I’m looking at my father, and I don’t see the god that Mila sees or the once-handsome grad student my mom fell in love with. I see a pockmarked, wrinkled, sad old man. The lies of his life, the stress of his life, they weigh down on him. He’s hunched and tired.
“How was Acapulco?”
My father shudders at this. “What are you talking about? I was in Singapore.”
“No,” I say. “You were with Paige. And Ella. And your other kids.”
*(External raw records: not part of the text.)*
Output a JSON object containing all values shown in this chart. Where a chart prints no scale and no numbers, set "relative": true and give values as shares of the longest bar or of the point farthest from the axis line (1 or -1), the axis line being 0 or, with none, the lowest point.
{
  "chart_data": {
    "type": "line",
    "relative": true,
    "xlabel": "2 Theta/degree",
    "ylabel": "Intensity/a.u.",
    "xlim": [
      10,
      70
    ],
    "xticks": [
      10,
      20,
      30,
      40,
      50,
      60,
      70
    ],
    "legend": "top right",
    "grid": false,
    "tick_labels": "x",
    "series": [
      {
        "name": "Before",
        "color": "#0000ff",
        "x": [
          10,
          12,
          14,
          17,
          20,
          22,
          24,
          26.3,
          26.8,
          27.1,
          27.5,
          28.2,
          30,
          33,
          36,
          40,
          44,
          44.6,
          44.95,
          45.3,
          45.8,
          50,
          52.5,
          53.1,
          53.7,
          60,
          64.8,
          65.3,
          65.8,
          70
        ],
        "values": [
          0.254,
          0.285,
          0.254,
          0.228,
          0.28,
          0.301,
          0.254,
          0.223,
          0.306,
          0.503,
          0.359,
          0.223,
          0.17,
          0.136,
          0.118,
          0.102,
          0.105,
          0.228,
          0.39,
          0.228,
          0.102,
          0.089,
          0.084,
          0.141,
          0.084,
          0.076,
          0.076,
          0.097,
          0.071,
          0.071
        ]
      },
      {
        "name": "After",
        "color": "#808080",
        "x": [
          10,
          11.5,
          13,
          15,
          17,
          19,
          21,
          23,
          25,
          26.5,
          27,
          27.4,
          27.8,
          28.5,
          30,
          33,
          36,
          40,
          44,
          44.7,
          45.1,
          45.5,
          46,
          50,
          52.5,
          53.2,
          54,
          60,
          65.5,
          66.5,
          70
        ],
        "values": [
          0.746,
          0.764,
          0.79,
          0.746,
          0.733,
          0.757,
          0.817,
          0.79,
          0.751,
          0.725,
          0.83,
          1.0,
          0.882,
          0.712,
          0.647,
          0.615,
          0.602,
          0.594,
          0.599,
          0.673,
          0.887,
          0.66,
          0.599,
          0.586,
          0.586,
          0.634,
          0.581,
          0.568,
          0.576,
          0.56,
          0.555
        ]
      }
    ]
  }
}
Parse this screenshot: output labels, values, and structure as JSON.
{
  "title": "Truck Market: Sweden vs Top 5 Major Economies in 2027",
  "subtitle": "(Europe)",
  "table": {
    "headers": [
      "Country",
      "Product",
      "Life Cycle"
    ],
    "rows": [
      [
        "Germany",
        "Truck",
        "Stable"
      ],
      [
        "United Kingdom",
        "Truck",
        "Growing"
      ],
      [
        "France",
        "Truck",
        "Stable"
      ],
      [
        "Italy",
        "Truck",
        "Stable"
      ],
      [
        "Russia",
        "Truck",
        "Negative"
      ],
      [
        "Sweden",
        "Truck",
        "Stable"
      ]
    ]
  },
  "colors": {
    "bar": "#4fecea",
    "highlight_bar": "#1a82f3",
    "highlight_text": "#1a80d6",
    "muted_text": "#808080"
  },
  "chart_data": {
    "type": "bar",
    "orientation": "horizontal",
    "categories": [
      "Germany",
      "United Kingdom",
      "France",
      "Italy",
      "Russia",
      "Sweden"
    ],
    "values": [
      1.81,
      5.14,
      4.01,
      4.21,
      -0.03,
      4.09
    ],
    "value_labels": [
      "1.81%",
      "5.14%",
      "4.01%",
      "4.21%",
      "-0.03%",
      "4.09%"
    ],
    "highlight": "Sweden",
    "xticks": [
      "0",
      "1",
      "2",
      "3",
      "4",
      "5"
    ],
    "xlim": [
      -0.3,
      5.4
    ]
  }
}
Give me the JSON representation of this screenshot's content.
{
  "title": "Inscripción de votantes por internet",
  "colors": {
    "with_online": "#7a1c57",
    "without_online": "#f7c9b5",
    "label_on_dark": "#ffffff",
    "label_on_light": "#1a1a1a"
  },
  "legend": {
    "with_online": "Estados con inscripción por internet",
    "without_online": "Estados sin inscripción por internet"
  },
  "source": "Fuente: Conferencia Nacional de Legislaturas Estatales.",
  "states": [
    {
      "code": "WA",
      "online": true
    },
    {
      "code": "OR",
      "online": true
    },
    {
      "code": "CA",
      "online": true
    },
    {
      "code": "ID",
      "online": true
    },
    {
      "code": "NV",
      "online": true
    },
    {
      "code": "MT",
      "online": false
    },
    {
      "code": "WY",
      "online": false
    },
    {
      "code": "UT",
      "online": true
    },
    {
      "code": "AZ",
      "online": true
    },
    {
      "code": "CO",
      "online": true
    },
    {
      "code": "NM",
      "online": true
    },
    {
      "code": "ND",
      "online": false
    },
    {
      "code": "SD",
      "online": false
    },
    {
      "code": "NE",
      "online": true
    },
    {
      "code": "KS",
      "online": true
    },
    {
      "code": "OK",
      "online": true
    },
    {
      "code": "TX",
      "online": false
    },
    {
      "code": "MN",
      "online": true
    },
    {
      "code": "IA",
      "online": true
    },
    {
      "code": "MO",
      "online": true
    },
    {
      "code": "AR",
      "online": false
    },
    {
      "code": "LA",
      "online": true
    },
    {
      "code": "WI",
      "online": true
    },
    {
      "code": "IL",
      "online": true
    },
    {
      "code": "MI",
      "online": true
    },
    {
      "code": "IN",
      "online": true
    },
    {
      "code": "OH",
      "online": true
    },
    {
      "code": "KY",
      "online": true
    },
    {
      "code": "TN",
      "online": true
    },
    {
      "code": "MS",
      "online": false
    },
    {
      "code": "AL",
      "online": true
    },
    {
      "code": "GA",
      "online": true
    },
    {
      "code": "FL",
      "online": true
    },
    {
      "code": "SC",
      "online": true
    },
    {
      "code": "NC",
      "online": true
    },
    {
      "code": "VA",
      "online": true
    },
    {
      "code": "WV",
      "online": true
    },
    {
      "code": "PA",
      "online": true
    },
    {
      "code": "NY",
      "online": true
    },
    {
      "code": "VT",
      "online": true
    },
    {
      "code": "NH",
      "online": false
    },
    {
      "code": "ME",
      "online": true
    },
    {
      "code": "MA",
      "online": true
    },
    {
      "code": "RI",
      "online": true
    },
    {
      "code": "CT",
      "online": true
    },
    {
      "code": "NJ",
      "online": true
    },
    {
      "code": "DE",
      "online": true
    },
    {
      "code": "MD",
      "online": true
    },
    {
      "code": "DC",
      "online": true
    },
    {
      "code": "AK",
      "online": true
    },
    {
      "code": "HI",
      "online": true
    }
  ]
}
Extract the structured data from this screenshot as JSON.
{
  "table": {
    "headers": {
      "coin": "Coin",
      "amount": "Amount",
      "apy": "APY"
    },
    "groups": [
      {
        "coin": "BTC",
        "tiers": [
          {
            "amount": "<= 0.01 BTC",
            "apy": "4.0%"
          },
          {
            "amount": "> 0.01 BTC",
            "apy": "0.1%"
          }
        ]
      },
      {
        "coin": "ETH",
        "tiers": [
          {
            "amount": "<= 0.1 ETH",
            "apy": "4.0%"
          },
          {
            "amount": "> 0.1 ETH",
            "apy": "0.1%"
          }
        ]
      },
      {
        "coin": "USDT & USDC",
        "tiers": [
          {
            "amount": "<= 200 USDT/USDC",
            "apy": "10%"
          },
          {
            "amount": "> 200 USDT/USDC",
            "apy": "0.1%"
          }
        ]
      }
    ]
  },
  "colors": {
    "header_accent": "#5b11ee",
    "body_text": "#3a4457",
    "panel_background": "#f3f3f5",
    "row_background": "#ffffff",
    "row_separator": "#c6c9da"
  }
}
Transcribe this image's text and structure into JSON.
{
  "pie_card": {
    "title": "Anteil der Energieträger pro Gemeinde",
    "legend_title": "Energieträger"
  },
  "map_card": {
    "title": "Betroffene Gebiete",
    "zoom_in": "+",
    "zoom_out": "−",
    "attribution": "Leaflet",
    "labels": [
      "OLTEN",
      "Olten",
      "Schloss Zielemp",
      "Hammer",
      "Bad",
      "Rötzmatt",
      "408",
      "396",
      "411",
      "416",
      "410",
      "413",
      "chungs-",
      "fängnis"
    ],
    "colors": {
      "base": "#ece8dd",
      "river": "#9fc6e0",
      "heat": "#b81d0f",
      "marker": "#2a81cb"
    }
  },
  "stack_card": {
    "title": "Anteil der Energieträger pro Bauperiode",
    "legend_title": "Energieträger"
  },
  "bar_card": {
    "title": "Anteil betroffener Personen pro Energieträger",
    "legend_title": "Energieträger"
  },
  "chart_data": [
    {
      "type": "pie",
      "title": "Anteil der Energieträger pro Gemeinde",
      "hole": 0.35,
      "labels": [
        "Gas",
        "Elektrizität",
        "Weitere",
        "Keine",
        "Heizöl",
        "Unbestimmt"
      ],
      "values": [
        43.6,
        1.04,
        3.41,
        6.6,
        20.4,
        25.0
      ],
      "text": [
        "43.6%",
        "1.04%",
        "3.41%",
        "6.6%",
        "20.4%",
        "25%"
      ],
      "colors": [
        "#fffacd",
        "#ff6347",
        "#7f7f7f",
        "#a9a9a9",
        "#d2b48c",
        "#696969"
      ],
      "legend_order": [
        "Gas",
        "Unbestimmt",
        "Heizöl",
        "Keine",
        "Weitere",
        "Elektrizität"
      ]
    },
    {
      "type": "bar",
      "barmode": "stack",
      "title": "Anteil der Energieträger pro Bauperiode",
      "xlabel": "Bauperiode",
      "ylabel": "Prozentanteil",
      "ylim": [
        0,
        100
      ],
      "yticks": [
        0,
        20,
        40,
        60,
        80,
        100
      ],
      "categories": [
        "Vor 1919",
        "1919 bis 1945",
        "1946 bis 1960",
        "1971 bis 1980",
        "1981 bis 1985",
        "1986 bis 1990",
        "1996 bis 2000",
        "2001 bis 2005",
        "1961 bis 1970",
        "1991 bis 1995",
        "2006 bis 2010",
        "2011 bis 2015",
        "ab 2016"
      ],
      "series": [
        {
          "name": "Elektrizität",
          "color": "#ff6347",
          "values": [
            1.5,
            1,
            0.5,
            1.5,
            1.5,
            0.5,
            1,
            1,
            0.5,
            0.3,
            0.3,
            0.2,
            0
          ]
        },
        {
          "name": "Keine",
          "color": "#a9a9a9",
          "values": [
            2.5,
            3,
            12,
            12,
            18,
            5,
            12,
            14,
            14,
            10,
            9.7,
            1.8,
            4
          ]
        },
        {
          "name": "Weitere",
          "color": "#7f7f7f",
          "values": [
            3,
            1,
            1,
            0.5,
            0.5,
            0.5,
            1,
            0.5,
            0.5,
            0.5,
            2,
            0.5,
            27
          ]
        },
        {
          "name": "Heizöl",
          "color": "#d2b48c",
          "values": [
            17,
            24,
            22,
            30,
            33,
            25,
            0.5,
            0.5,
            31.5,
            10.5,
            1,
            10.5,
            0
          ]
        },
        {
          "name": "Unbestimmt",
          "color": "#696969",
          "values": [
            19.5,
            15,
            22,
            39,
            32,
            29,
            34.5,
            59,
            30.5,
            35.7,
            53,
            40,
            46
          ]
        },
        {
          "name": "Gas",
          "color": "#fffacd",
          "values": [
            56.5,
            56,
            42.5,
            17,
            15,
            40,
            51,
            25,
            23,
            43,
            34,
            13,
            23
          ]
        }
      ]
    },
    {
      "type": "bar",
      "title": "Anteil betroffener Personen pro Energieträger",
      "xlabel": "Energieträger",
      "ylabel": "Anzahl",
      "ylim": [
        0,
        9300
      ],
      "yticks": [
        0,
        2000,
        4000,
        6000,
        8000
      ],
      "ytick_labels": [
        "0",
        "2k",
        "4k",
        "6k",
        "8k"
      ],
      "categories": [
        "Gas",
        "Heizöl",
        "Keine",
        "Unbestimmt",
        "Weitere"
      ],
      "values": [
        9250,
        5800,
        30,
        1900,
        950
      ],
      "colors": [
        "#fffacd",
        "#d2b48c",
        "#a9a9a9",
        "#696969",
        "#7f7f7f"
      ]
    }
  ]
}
My father pushes his chair back and stands up. “Who told you?” He pounds his fist on the table. “Did your mother tell you?”
“No, Dad. You might want to put a pass code on your phone.”
He sits back down in his chair. “Son of a—”
“Do you love her?”
“Who?”
“Oh my God. Mom, of course.”
He slumps over the table. He gets quiet and still.
“Did you ever love her?”
“One day you’ll understand.”
“Dad, what the hell kind of answer is that? One day I’ll understand what, exactly?”
He lifts his head and looks at me. “Responsibility, complications. It’s life as you know it, and you’re comfortable enough to be petrified of any other version. You’re close enough to withstand the other’s habits—even if it involves other entanglements—to be okay with your own version of love. You’re committed to this and there are other people—other hearts—involved. And what? Are you going to destroy their lives because of your principles? There are no principles. There’s only survival.”
“What does that even mean?” I want to cry or maybe laugh or maybe scream or maybe hit him. “Screw that, Dad! Talk to me. Answer my question: Did you ever love her? Or was your love just another lie?”
He doesn’t answer.
“Oh my God. Do you even feel bad about everything you’ve done to us? To them?”
He pushes his glasses up his nose and leans toward me. “There’s this concept—did you study it in your summer program thing?—called the ‘hindsight bias.’ We have it all the time in the engineering world. You can have all this data about the resisting forces that might weigh on your building—whether it’s gravity, wind, temperature, erosion—you still don’t know before you implement it what the real outcome will be. It’s easy to go back to a failed design and say ‘I would have done this differently’ or ‘I would have done that differently.’ It’s easy to piece the failure together later. We can predict a lot, more than ever, but the reality is that every structure in this world will fall down eventually. We still can’t predict the exact moment of collapse.”